Rabbi Chelomo Eliezer Alfandri
Rabbi Chelomo Eliezer fut l’un des grands sages du judaïsme oriental. Tous les grands de la terre venaient le trouver, des rabbanim et des Admorim ashkénazes, en même temps que des ‘hakhamim séfarades qui venaient chercher chez lui la Torah. Il avait une grande influence sur les communautés d’orient et d’occident, achkénazim comme séfardim.
Il vécut longtemps, plus de cent ans. Dès son jeune âge, il correspondait avec les plus célèbres guéonim d’Israël, Rabbi Akiva Eiger (mort en 5598, 1838) et son gendre Rabbi Moché Sofer, le « ‘Hatam Sofer » (mort en 5600, 1840). Il resta seul des générations anciennes, pour que nous puissions voir en lui l’image des grands des générations passées.

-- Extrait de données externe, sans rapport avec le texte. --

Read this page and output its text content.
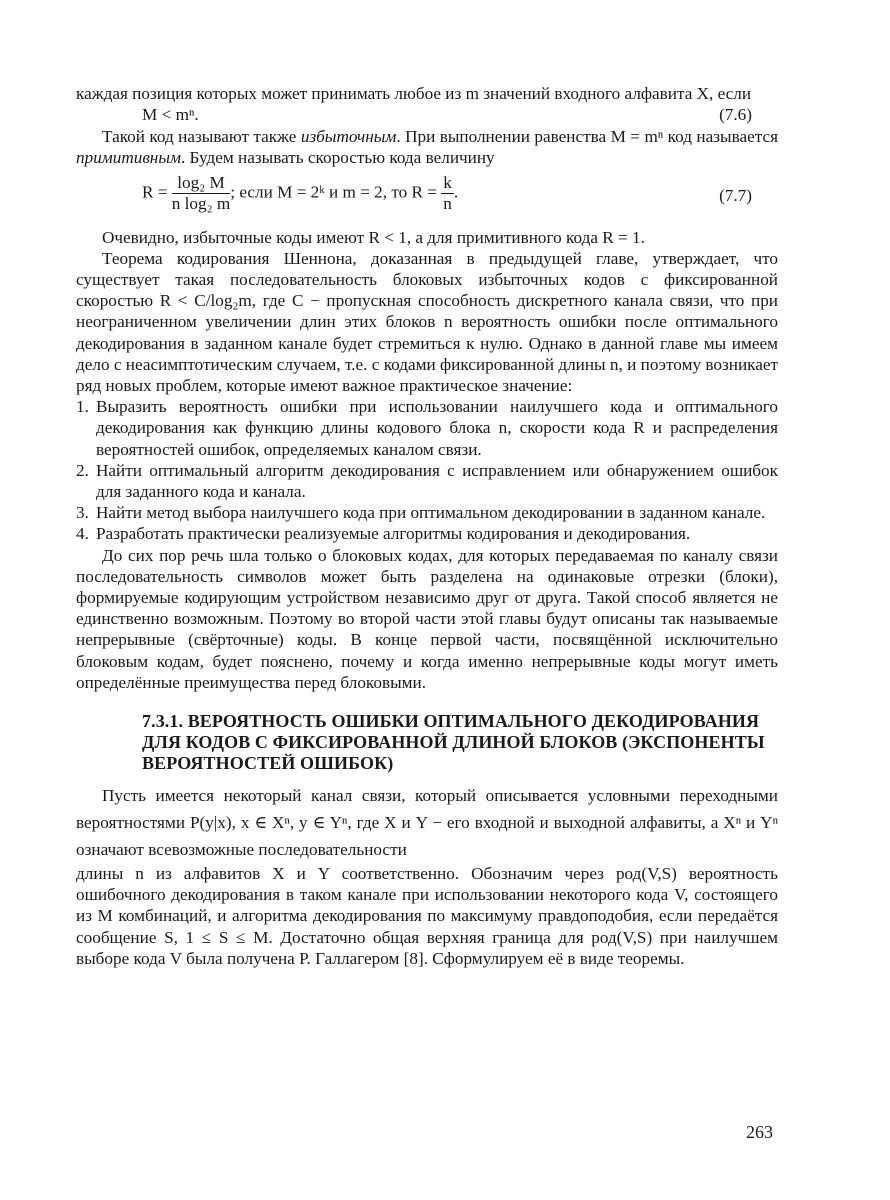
каждая позиция которых может принимать любое из m значений входного алфавита X, если

M < mⁿ.	(7.6)

Такой код называют также избыточным. При выполнении равенства M = mⁿ код называется примитивным. Будем называть скоростью кода величину

$R = \frac{\text{log₂ M}}{\text{n log₂ m}}$ ; если M = 2ᵏ и m = 2, то $R = \frac{k}{n}$ .	(7.7)

Очевидно, избыточные коды имеют R < 1, а для примитивного кода R = 1.

Теорема кодирования Шеннона, доказанная в предыдущей главе, утверждает, что существует такая последовательность блоковых избыточных кодов с фиксированной скоростью R < C/log₂m, где C − пропускная способность дискретного канала связи, что при неограниченном увеличении длин этих блоков n вероятность ошибки после оптимального декодирования в заданном канале будет стремиться к нулю. Однако в данной главе мы имеем дело с неасимптотическим случаем, т.е. с кодами фиксированной длины n, и поэтому возникает ряд новых проблем, которые имеют важное практическое значение:

1. Выразить вероятность ошибки при использовании наилучшего кода и оптимального декодирования как функцию длины кодового блока n, скорости кода R и распределения вероятностей ошибок, определяемых каналом связи.
2. Найти оптимальный алгоритм декодирования с исправлением или обнаружением ошибок для заданного кода и канала.
3. Найти метод выбора наилучшего кода при оптимальном декодировании в заданном канале.
4. Разработать практически реализуемые алгоритмы кодирования и декодирования.

До сих пор речь шла только о блоковых кодах, для которых передаваемая по каналу связи последовательность символов может быть разделена на одинаковые отрезки (блоки), формируемые кодирующим устройством независимо друг от друга. Такой способ является не единственно возможным. Поэтому во второй части этой главы будут описаны так называемые непрерывные (свёрточные) коды. В конце первой части, посвящённой исключительно блоковым кодам, будет пояснено, почему и когда именно непрерывные коды могут иметь определённые преимущества перед блоковыми.

7.3.1. ВЕРОЯТНОСТЬ ОШИБКИ ОПТИМАЛЬНОГО ДЕКОДИРОВАНИЯ ДЛЯ КОДОВ С ФИКСИРОВАННОЙ ДЛИНОЙ БЛОКОВ (ЭКСПОНЕНТЫ ВЕРОЯТНОСТЕЙ ОШИБОК)

Пусть имеется некоторый канал связи, который описывается условными переходными вероятностями P(y|x), x ∈ Xⁿ, y ∈ Yⁿ, где X и Y − его входной и выходной алфавиты, а Xⁿ и Yⁿ означают всевозможные последовательности

длины n из алфавитов X и Y соответственно. Обозначим через pод(V,S) вероятность ошибочного декодирования в таком канале при использовании некоторого кода V, состоящего из M комбинаций, и алгоритма декодирования по максимуму правдоподобия, если передаётся сообщение S, 1 ≤ S ≤ M. Достаточно общая верхняя граница для pод(V,S) при наилучшем выборе кода V была получена Р. Галлагером [8]. Сформулируем её в виде теоремы.

263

Rabbi Chelomo est né à Constantinople (Istanbul), la capitale de la Turquie, dans une famille renommée, qui d’après la tradition remontait à Betsalel de la tribu de Juda, et d’où sont issus des Sages et des rabbanim à Jérusalem, Constantinople et Izmir. Son père Rabbi Yaakov était connu comme un grand érudit craignant le Ciel, mais il ne vécut pas longtemps. A sa mort, son fils était encore un petit garçon.
On ne connaît pas exactement l’année de sa naissance. Certains disent qu’il est né en 5586 (1826), et d’autres en 5575 (1815).
Il fut d’abord éleva par sa mère, ‘Hanah, qui était une femme sage et très versée en Torah. Elle avait probablement hérité cette Torah de sa propre mère, la grand-mère de Rabbi Chelomo Eliezer. Celle-ci était très érudite et remplie de connaissances dans le Talmud et les décisionnaires. A l’âge de cent dix ans, elle se rendit en Erets-Israël, prenant avec elle dix talmidei ‘hakhamim et un Séfer Torah, pour pouvoir prier en communauté pendant la route.
Dès sa jeunesse, Rabbi Chelomo Eliezer aimait s’isoler et étudier la Torah sans être dérangé. Il étudiait toute la journée, jusque tard dans la nuit, et n’avait aucune vie sociale.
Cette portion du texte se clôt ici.